The parents of my childrens' friends are all 10-15 years older than I am. There is a world of difference in psychological development between 30 and 40 years old. So I'm never really a part of their world. Sure we can talk about how fast the kids are growing up, their highschool choices, how to handle adolescence...but I'm not able to identify with their increasing sense of mortality. Of approaching middle age. Of perimenopause. I don't understand their cultural references, have never seen the TV shows they remember from their childhood and was just a kid when most of them were graduating college. Some of their classmates were my teachers.

And when they are all talking together -- like ladies do-- I just feel...apart. I hate the comments they make about how I'm "just a baby", or how much they miss their 20s. I can't stand the shock in their faces when they remember how much younger I am. And the dismissive, slightly smug comments that are sometimes made when I talk about my personal struggles drive me crazy. That I will "understand it better when I'm older" or that I'll "learn to mellow out with age". Not because these statements aren't true, but because I am only progressing down the normal path of identity development and they make me feel like I should be all caught up to them.

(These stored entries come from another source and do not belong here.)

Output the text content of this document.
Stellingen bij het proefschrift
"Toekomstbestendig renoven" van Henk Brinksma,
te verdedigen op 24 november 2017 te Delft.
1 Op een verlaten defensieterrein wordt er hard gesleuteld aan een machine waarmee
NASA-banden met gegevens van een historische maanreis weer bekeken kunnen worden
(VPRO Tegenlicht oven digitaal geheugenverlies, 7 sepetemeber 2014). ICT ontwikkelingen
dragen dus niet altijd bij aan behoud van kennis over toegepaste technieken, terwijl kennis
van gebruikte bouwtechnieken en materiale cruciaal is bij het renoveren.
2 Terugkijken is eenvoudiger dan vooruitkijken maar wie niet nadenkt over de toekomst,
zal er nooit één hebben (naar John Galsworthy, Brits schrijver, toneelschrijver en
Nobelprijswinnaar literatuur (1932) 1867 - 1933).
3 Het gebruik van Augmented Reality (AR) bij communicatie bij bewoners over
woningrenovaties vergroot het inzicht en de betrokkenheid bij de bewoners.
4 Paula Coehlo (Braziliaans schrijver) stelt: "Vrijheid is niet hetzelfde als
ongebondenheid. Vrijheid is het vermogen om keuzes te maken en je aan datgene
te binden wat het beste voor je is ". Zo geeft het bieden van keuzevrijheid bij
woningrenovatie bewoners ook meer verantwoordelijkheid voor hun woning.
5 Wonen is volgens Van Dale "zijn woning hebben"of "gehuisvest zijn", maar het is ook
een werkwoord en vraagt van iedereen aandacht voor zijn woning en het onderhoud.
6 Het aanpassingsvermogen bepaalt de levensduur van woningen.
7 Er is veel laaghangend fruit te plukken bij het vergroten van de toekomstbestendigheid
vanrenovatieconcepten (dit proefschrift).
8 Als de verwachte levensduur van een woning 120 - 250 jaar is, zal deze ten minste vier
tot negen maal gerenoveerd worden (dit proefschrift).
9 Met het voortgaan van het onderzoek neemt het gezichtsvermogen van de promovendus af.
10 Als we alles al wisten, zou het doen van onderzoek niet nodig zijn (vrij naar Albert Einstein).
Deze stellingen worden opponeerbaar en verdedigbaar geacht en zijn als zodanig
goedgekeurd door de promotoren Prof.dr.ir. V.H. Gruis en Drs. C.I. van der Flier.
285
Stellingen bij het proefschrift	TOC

And people my age are usually at a completely different stage. They are raising young children, are exhausted, are still trying to figure out the rhythm of family life. Or else they haven't gotten there yet --perhaps never will-- and are still out partying it up every weekend, sleeping in until 2pm, working to pay the basics and then enjoying the rest.

There is little common ground when one person is potty training, and the other is trying to figure out how much freedom a 13 year old needs in order to be safe, but still feel independent. Or when one is planning how to pay for their child's University tuition in 5 years, and the other is starting to pay off their own student loans.

And I don't feel like I'm better than others, or like I've achieved more, although I can understand how it may come off that way. On the contrary, I think that where they are is the norm, the proper place for people in the 25-30 age group. But again, I am...apart.

And lonely.

Happy birthday to me.

I should note that over the past 2 years I have worked on both accepting and changing the "loneliness" piece of this.  Mostly accepting it, as there is only so much that I can do about changing it.  This sense of being apart remains the most fascinating aspect (to me) of starting out as a teen parent, and I wonder if others feel the same way?  Do others experience the same kinds of feelings for different reasons?  I'm curious to know!  Please comment and share.  Thanks for reading.